Wednesday, January 21, 2015

On Bread Bag Shoes and Insulting the Poor

It's time for the unpopular prophetic voice. Friends, partisan politics aside: Please explain to me why we're making fun of Joni Ernst because she grew up poor in rural Iowa? Policies, argue away. Don't like her choice of camouflage footwear or "making them squeal," criticize away. You want to complain about Ernst playing up her poverty as a child, if she is, go ahead. You don't have to agree with her or like her.
I have to take exception with making fun of the fact that Joni Ernst's mother, wanting to protect her shoes because they couldn't afford new ones, had her put bread bags over them in bad weather. Anyone who cares for the poor shouldn't be making fun of that. Are we now going to make fun of which plastic soft drink bottles poverty stricken people in India or Africa tie around their feet? We're going to have jokes about Mountain Dew giving them a greater lift? "Hey, wonder if that guy knows he can get a pair of shoes 2 for 1 at Hy-Vee this weekend?" This whole meme about bread bags is highly elitist and offensive. If you wouldn't walk up to a homeless person and insult their clothing, heaping insults on Ernst because she shared a memory of being a poor kid is probably not an appropriate thing to do.
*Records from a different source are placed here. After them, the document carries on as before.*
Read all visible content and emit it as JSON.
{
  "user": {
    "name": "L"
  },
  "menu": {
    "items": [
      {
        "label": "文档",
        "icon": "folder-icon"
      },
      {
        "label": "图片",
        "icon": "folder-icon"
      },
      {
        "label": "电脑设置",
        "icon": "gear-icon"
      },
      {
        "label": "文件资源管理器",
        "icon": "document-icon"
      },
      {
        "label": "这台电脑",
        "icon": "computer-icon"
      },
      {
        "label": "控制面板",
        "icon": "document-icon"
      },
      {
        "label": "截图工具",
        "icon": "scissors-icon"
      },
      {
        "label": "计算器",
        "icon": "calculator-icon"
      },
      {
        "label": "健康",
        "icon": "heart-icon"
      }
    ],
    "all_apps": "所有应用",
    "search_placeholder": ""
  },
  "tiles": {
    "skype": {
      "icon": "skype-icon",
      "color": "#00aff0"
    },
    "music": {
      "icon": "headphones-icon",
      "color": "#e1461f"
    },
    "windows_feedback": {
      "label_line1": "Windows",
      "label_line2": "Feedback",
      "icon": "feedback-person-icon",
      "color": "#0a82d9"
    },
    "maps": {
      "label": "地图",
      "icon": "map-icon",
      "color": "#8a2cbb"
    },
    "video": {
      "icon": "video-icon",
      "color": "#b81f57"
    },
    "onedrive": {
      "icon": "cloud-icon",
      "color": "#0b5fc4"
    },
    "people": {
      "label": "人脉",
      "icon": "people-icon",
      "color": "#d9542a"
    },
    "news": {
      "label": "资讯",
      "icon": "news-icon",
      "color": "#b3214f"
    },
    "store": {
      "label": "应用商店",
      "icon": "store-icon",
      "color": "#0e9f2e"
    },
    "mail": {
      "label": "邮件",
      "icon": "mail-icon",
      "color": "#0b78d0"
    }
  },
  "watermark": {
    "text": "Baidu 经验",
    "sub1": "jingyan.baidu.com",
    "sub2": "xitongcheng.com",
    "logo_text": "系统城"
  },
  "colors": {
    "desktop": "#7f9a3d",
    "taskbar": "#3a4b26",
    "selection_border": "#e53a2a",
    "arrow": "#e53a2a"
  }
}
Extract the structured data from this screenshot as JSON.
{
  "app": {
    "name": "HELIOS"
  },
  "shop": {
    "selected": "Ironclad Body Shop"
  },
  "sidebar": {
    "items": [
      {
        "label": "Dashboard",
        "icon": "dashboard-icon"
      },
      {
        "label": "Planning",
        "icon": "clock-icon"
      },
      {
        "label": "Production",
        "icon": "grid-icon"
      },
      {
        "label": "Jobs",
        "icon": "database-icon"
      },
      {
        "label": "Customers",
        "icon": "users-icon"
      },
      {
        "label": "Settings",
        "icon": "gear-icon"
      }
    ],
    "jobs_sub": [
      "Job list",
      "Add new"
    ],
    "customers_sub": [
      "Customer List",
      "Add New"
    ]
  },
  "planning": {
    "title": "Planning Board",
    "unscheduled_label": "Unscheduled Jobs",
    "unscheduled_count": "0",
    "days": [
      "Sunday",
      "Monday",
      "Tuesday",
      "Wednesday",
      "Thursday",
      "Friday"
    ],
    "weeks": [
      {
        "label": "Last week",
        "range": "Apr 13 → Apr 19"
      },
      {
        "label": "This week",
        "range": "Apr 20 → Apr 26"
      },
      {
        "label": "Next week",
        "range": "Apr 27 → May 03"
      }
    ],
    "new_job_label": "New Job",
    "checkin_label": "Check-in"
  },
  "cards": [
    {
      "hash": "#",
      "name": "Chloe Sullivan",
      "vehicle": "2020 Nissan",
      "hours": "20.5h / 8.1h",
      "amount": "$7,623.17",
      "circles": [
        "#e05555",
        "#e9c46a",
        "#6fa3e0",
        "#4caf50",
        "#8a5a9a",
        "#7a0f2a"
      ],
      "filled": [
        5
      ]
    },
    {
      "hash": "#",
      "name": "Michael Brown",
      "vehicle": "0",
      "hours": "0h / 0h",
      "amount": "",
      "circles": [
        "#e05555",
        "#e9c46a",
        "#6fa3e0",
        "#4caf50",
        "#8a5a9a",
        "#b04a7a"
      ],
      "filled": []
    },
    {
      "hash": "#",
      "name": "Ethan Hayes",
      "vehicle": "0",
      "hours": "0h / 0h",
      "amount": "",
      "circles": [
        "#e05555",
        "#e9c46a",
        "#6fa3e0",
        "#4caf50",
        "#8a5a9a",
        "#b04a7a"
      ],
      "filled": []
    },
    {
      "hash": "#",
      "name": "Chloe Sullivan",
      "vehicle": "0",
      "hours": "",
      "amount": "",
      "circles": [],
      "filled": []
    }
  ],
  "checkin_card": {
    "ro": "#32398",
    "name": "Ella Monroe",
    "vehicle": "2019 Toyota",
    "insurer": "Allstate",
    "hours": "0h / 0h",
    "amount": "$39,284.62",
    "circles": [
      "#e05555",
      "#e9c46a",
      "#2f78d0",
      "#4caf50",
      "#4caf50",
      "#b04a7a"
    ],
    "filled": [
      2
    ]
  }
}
It isn't a Jewish thing to do either.
Proverbs 17:5 "Whoever mocks the poor shows contempt for their maker."
Here endeth rant.

2 comments:

Unknown said...

I grew up in upper middle class... We still used bread bags to keep our socks dry.... Back in the 70's we didn't have Gortex to keep our feet dry... A bread bag was ingeniously facilitated by millions even though today they don't want to admit it.. C'mon folks... Aren't you better than this?

Unknown said...

Thank you, Rabbi, for eloquently stating what needed to be said about this particular attack on Sen. Ernst.